SÓ RINDO MESMO!!!
Leiam até o final. É interessante e verdadeiro.
A carta a seguir - tão somente adaptada por Barbosa Melo -,
foi escrita por Luciano Pizzatto que é engenheiro florestal,
especialista em direito sócio ambiental e empresário,
diretor de Parque Nacionais e Reservas do IBDF-IBAMA 88-89,
detentor do primeiro Prêmio Nacional de Ecologia.
Prezado Luis, quanto tempo.
Eu sou o Zé, teu colega de ginásio noturno, que chegava
atrasado, porque o transporte escolar do sítio sempre atrasava, lembra né? O Zé
do sapato sujo? Tinha professor e colega que nunca entenderam que eu tinha de
andar a pé mais de meia légua para pegar o caminhão e que por isso o sapato
sujava.
Se não lembrou ainda, eu te ajudo.

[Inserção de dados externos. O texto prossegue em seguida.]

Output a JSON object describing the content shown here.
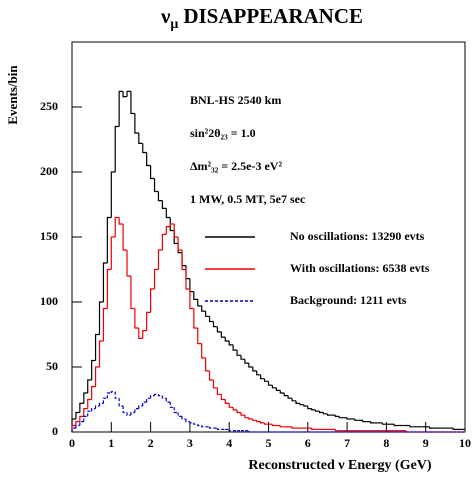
{
  "chart_data": {
    "type": "histogram",
    "title": "ν",
    "title_subscript": "μ",
    "title_rest": "DISAPPEARANCE",
    "x_label": "Reconstructed ν Energy (GeV)",
    "y_label": "Events/bin",
    "annotations": [
      "BNL-HS  2540 km",
      "sin²2θ₂₃ = 1.0",
      "Δm²₃₂ = 2.5e-3 eV²",
      "1 MW, 0.5 MT, 5e7 sec"
    ],
    "legend": "right",
    "xlim": [
      0,
      10
    ],
    "ylim": [
      0,
      300
    ],
    "xticks": [
      0,
      1,
      2,
      3,
      4,
      5,
      6,
      7,
      8,
      9,
      10
    ],
    "yticks": [
      0,
      50,
      100,
      150,
      200,
      250
    ],
    "bins": [
      0,
      0.1,
      0.2,
      0.3,
      0.4,
      0.5,
      0.6,
      0.7,
      0.8,
      0.9,
      1,
      1.1,
      1.2,
      1.3,
      1.4,
      1.5,
      1.6,
      1.7,
      1.8,
      1.9,
      2,
      2.1,
      2.2,
      2.3,
      2.4,
      2.5,
      2.6,
      2.7,
      2.8,
      2.9,
      3,
      3.1,
      3.2,
      3.3,
      3.4,
      3.5,
      3.6,
      3.7,
      3.8,
      3.9,
      4,
      4.1,
      4.2,
      4.3,
      4.4,
      4.5,
      4.6,
      4.7,
      4.8,
      4.9,
      5,
      5.1,
      5.2,
      5.3,
      5.4,
      5.5,
      5.6,
      5.7,
      5.8,
      5.9,
      6,
      6.1,
      6.2,
      6.3,
      6.4,
      6.5,
      6.6,
      6.7,
      6.8,
      6.9,
      7,
      7.1,
      7.2,
      7.3,
      7.4,
      7.5,
      7.6,
      7.7,
      7.8,
      7.9,
      8,
      8.1,
      8.2,
      8.3,
      8.4,
      8.5,
      8.6,
      8.7,
      8.8,
      8.9,
      9,
      9.1,
      9.2,
      9.3,
      9.4,
      9.5,
      9.6,
      9.7,
      9.8,
      9.9,
      10
    ],
    "series": [
      {
        "name": "No oscillations: 13290 evts",
        "color": "#000000",
        "dash": false,
        "values": [
          10,
          15,
          22,
          30,
          40,
          55,
          75,
          100,
          130,
          165,
          200,
          235,
          262,
          258,
          262,
          245,
          230,
          222,
          215,
          205,
          195,
          185,
          178,
          172,
          165,
          155,
          145,
          138,
          128,
          118,
          108,
          102,
          97,
          93,
          89,
          85,
          81,
          77,
          73,
          70,
          67,
          63,
          59,
          56,
          53,
          50,
          47,
          44,
          41,
          39,
          36,
          34,
          32,
          30,
          28,
          26,
          24,
          22,
          21,
          20,
          18,
          17,
          16,
          15,
          14,
          13,
          13,
          12,
          11,
          11,
          10,
          10,
          9,
          9,
          8,
          8,
          7,
          7,
          7,
          6,
          6,
          6,
          5,
          5,
          5,
          5,
          4,
          4,
          4,
          4,
          4,
          3,
          3,
          3,
          3,
          3,
          3,
          2,
          2,
          2
        ]
      },
      {
        "name": "With oscillations: 6538 evts",
        "color": "#ee0000",
        "dash": false,
        "values": [
          5,
          8,
          12,
          18,
          25,
          35,
          50,
          70,
          95,
          125,
          150,
          165,
          160,
          140,
          120,
          95,
          80,
          72,
          78,
          92,
          110,
          125,
          140,
          152,
          158,
          160,
          150,
          140,
          125,
          110,
          95,
          80,
          68,
          57,
          47,
          40,
          34,
          29,
          25,
          22,
          19,
          17,
          15,
          13,
          11,
          10,
          9,
          8,
          7,
          6,
          6,
          5,
          5,
          4,
          4,
          4,
          3,
          3,
          3,
          3,
          3,
          2,
          2,
          2,
          2,
          2,
          2,
          1,
          1,
          1,
          1,
          1,
          1,
          1,
          1,
          1,
          1,
          1,
          1,
          1,
          1,
          1,
          1,
          1,
          1,
          0,
          0,
          0,
          0,
          0,
          0,
          0,
          0,
          0,
          0,
          0,
          0,
          0,
          0,
          0
        ]
      },
      {
        "name": "Background: 1211 evts",
        "color": "#0000cc",
        "dash": true,
        "values": [
          3,
          5,
          8,
          12,
          16,
          18,
          20,
          22,
          26,
          30,
          31,
          26,
          20,
          15,
          13,
          15,
          18,
          20,
          23,
          26,
          28,
          29,
          28,
          26,
          23,
          19,
          15,
          12,
          10,
          8,
          7,
          6,
          5,
          4,
          4,
          3,
          3,
          2,
          2,
          2,
          1,
          1,
          1,
          1,
          1,
          0,
          0,
          0,
          0,
          0,
          0,
          0,
          0,
          0,
          0,
          0,
          0,
          0,
          0,
          0,
          0,
          0,
          0,
          0,
          0,
          0,
          0,
          0,
          0,
          0,
          0,
          0,
          0,
          0,
          0,
          0,
          0,
          0,
          0,
          0,
          0,
          0,
          0,
          0,
          0,
          0,
          0,
          0,
          0,
          0,
          0,
          0,
          0,
          0,
          0,
          0,
          0,
          0,
          0,
          0
        ]
      }
    ]
  }
}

Lembra do Zé Cochilo...
hehehe, era eu. Quando eu descia do caminhão de volta pra casa, já era onze e
meia da noite, e com a caminhada até em casa, quando eu ia dormi já era mais de
meia-noite. De madrugada o pai precisava de ajuda pra tirar leite das vacas.
Por isso eu só vivia com sono. Do Zé Cochilo você lembra, né Luis?
Pois é. Estou pensando em mudar para viver aí na cidade que
nem vocês. Não que seja ruím o sítio, aqui é bom. Muito mato, passarinho, ar
puro... Só que acho que estou estragando muito a tua vida e a de teus amigos aí
da cidade. To vendo todo mundo falar que nós da agricultura familiar estamos
destruindo o meio ambiente.
Veja só. O sítio de pai, que agora é meu (não te contei, ele
morreu e tive que parar de estudar) fica só a uma hora de distância da cidade.
Todos os matutos daqui já têm luz em casa, mas eu continuo sem ter porque não
se pode fincar os postes por dentro de uma tal de APPA que criaram aqui na
vizinhança.
Minha água é de um poço que meu avô cavou há muitos anos,
uma maravilha, mas um homem do governo veio aqui e falou que tenho que fazer
uma outorga da água e pagar uma taxa de uso, porque a água vai se acabar. Se
ele falou, deve ser verdade, né Luís?
Pra ajudar com as vacas de leite (o pai se foi, né), contratei
Juca, filho de um vizinho muito pobre aqui do lado. Carteira assinada, salário
mínimo, tudo direitinho como o contador mandou.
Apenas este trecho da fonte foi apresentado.